この8年間で言えば、当初は大変心を痛めた無観客試合を裁定した差別案件がありました。またDAZNとの交渉もありましたし、今回の感染症対策というのもありました。どうしてもそういう固まりで物事を見がちになりますがそういったことは1度もなくて、常に毎日毎日、意思決定していく延長線上にそういったことがありました。社内で多くの話をしてきましたが、多くのケースでは皆さんにも共有させていただきました。

1つはJリーグは公益法人ですので、いち企業とは違いますので公益性というのが非常に重要です。その考え方をブレイクダウンしていくと、情報を開示して議論をしていただいて提言を受けて、時には耳障りの悪いことや本当に苦しいことも多いのですが、そういったご意見をいただきながら進めていく。いわゆるオープンであることを1つの重要な価値観として置いています。

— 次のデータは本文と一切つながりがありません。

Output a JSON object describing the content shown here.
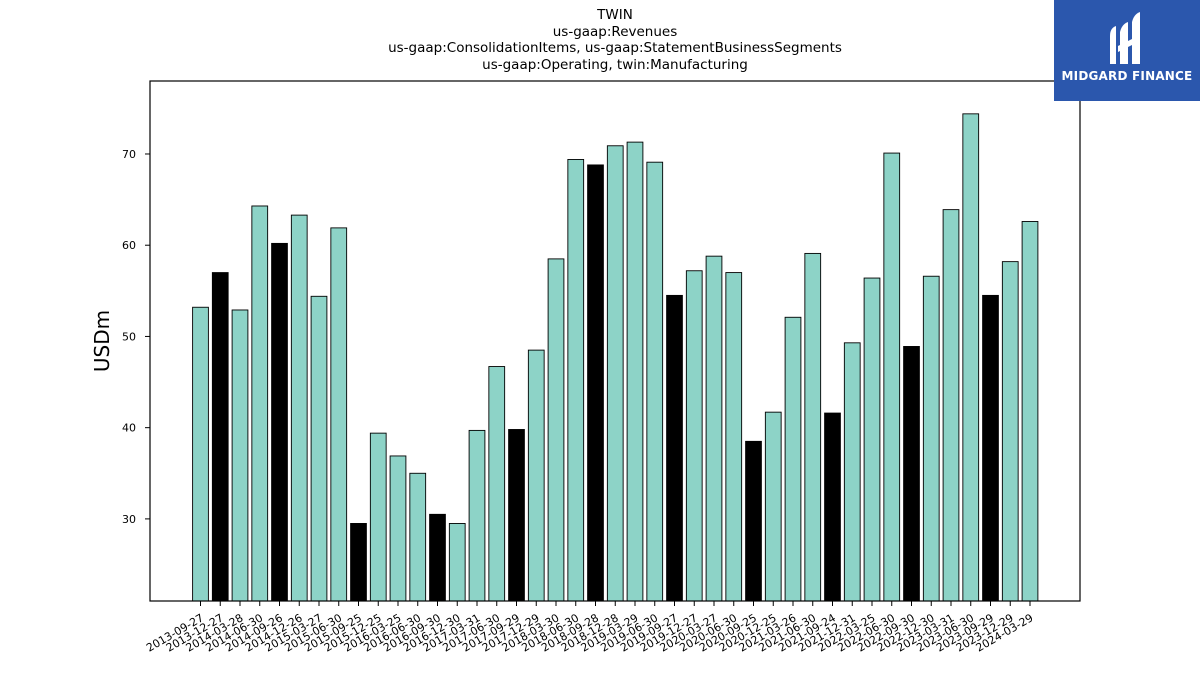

例えば、『魚と組織は天日にさらすと日持ちが良くなる』と私がよく話をするときに使いますが、昨年はメディア会見を実に71回行いました。本来は(JFAハウス)3Fの記者クラブで話をしていれば在京のメディアの記者の皆様にお伝えすることになりますが、WEBでやりますと、北は北海道から南は沖縄まで、毎回140~150人メディアの方にご参加いただきます。そうすると我々の知らない話や解決していない問題をご指摘いただくことがありました。オープンにすることで情報をいただき問題点の所在を明らかにしていきながら対応していく。先ほど話した呼吸をするように判断していくということがまさにそうで、オープンにするということが非常に大事でした。